Abstrakt getarnte Bürgerlichkeit was on view from 11 June 2018 – 31 May 2019 at Drahtzugstrasse 67 in Basel, Switzerland.
Danh Vo
Wallpaper* (2009)
Art in architecture project (Kunst am Bau) initiated and realized by TheArtists.
In his work, Danh Vō often interweaves his personal history with global political events - here he deals with the presence of the former colonial power France in Southeast Asia. The delicate pale red plants on the wallpaper are plant species collected by the French missionary and botanist Jean-André Soulié (1858-1905) and given Latin names. He often used his own name as a designation (e.g. ‘Lilium souliei’) and thus appropriated the native flora in a classic colonial manner. Like Soulié, Théophane Vénard (1829-1861) was also a missionary in Vietnam and was executed there for illegal missionary activities. In a final letter to his father, he describes man as a flower that will eventually be plucked by God. Vō asked his own father to make a handwritten copy of the letter. Vō's father does not speak French, but is a master of calligraphy. Here, Vō sheds a multi-layered light on the question of legacy and transience against the backdrop of colonial entanglements.
Dhan Vo’s wallpaper was commissioned and is installed in a five-story staircase in a residential multi-family house in Zurich.
*The full title of the wallpaper is:
Aconitum souliei, Inflorescence portion / Lilium souliei, outer and inner tepel / Anemone coelestina var. souliei, flowering plant / Rosa soulieana, fruit / Aconitum souliei, cauline leaf / Anemone coelestina, basal leaf / Anemone coelestina, carpel / Luzula rufescens, flowering plant / Anconitum souliei, upper cauline leaf / Anemone coelestina, basal leaf / Anemone coelestina, flowering plant / Rosa soulieana, fruiting branch / Lilium souliei, distal portion of flowering plant / Nepeta souliei, flowering plant / Rosa soulieana, flowering branch / Cerasus fruticosa, fruiting branch / Cerasus tomentosa var. souliei, fruiting branch (2009)
Karsten Födinger
Domestic Wildcards (2014)
Art in architecture project (Kunst am Bau) initiated and realized by TheArtists.
Originally part of the exhibition «Domestic Wildcards» (30 August – 31 October 2014) at the gallery RaebervonStenglin, this sculpture is now installed in the back yard of a multi-story house in Zurich.

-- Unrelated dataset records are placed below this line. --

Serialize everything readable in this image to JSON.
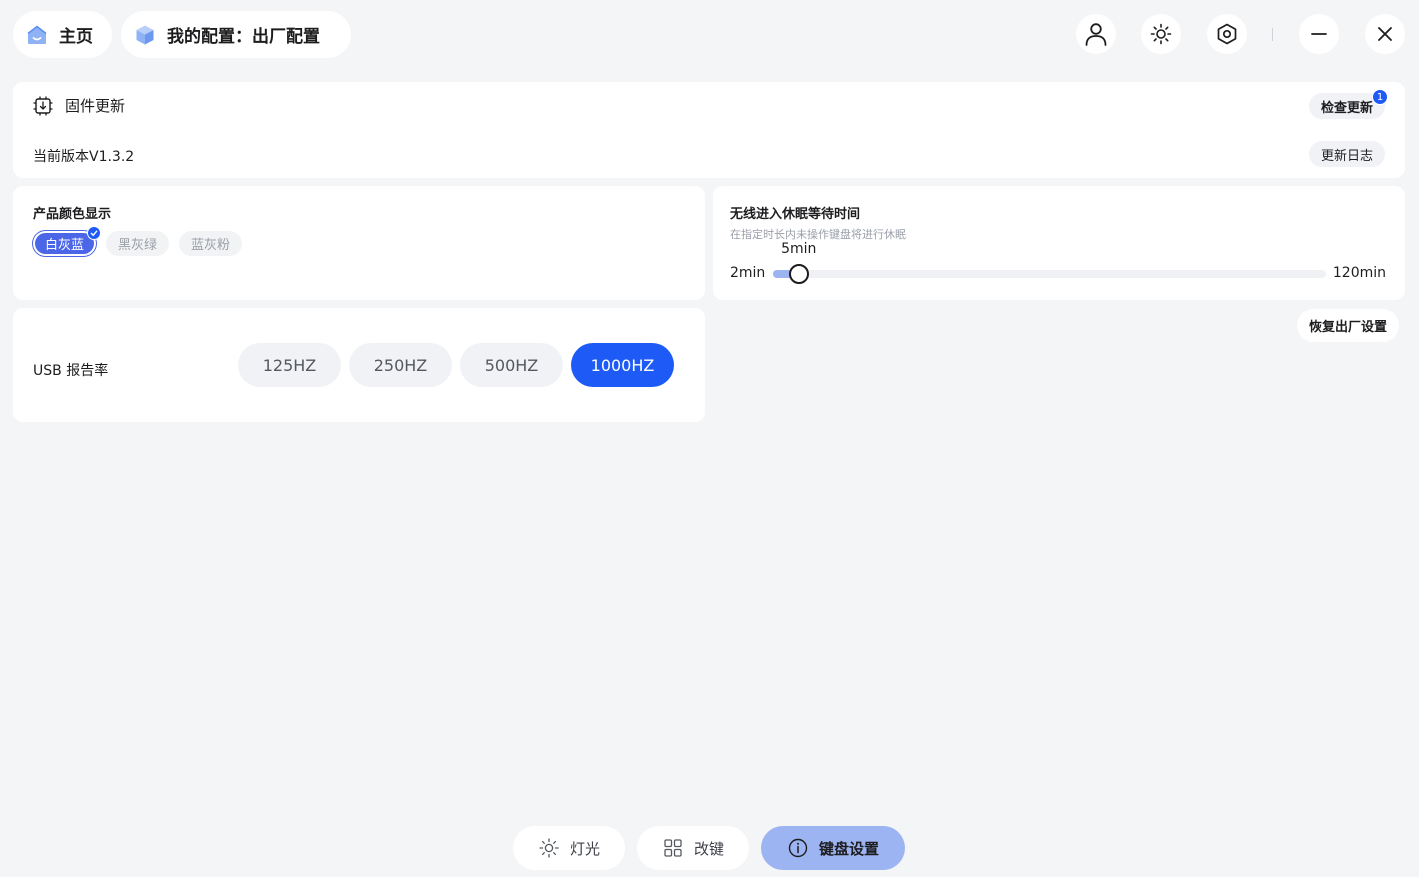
{
  "header": {
    "home_label": "主页",
    "config_label": "我的配置：出厂配置",
    "icons": [
      "user-icon",
      "brightness-icon",
      "settings-hex-icon",
      "minimize-icon",
      "close-icon"
    ]
  },
  "firmware": {
    "title": "固件更新",
    "version": "当前版本V1.3.2",
    "check_label": "检查更新",
    "check_badge": "1",
    "log_label": "更新日志"
  },
  "color_display": {
    "title": "产品颜色显示",
    "options": [
      "白灰蓝",
      "黑灰绿",
      "蓝灰粉"
    ],
    "selected": "白灰蓝"
  },
  "sleep": {
    "title": "无线进入休眠等待时间",
    "subtitle": "在指定时长内未操作键盘将进行休眠",
    "min_label": "2min",
    "max_label": "120min",
    "value_label": "5min",
    "min": 2,
    "max": 120,
    "value": 5
  },
  "reset_label": "恢复出厂设置",
  "usb": {
    "label": "USB 报告率",
    "options": [
      "125HZ",
      "250HZ",
      "500HZ",
      "1000HZ"
    ],
    "selected": "1000HZ"
  },
  "tabs": {
    "light": "灯光",
    "remap": "改键",
    "settings": "键盘设置",
    "active": "settings"
  },
  "colors": {
    "accent": "#1e5bf6",
    "accent_soft": "#9db4f2",
    "selected_chip": "#4b66e6",
    "background": "#f4f5f7"
  }
}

In «Domestic Wildcards», Födinger played with the viewer’s expectations. Both gallery spaces were filled with pillar pedestals, each made with different techniques and to different designs and specifications. These are built in part out of the heavy-duty construction materials that have become a signature of his work — reinforced concrete, steel, brick and wood — but unusually also employ substances better suited for model-making: plywood, wood-filler, chipboard and paint. Presented like a body of classical sculptures, these works gave the immediate impression of being more domesticated than his previous projects, yet their raison d’être is the opposite of tame. The sculptures grew out of an unrealisable idea Födinger first proposed for the inaugural exhibition at RaebervonStenglin which has become an on-going quest for the artist: to remove an existing pillar of a gallery and replace it with a substitute structure — an Atlas-like sculpture that would bear the weight of the overlying part of the architecture. The new works are just such substitute structures, except in that they are now denied of any functionality, plinths that have supplanted the part of sculpture. They are ‘wildcards’ in the sense that the fitness for their purpose is untellable like jokers in a pack; ‘domestic’ in their promise of servitude, or suggesting a similarity to the racing cyclists who create the slipstream for another to gain the lead.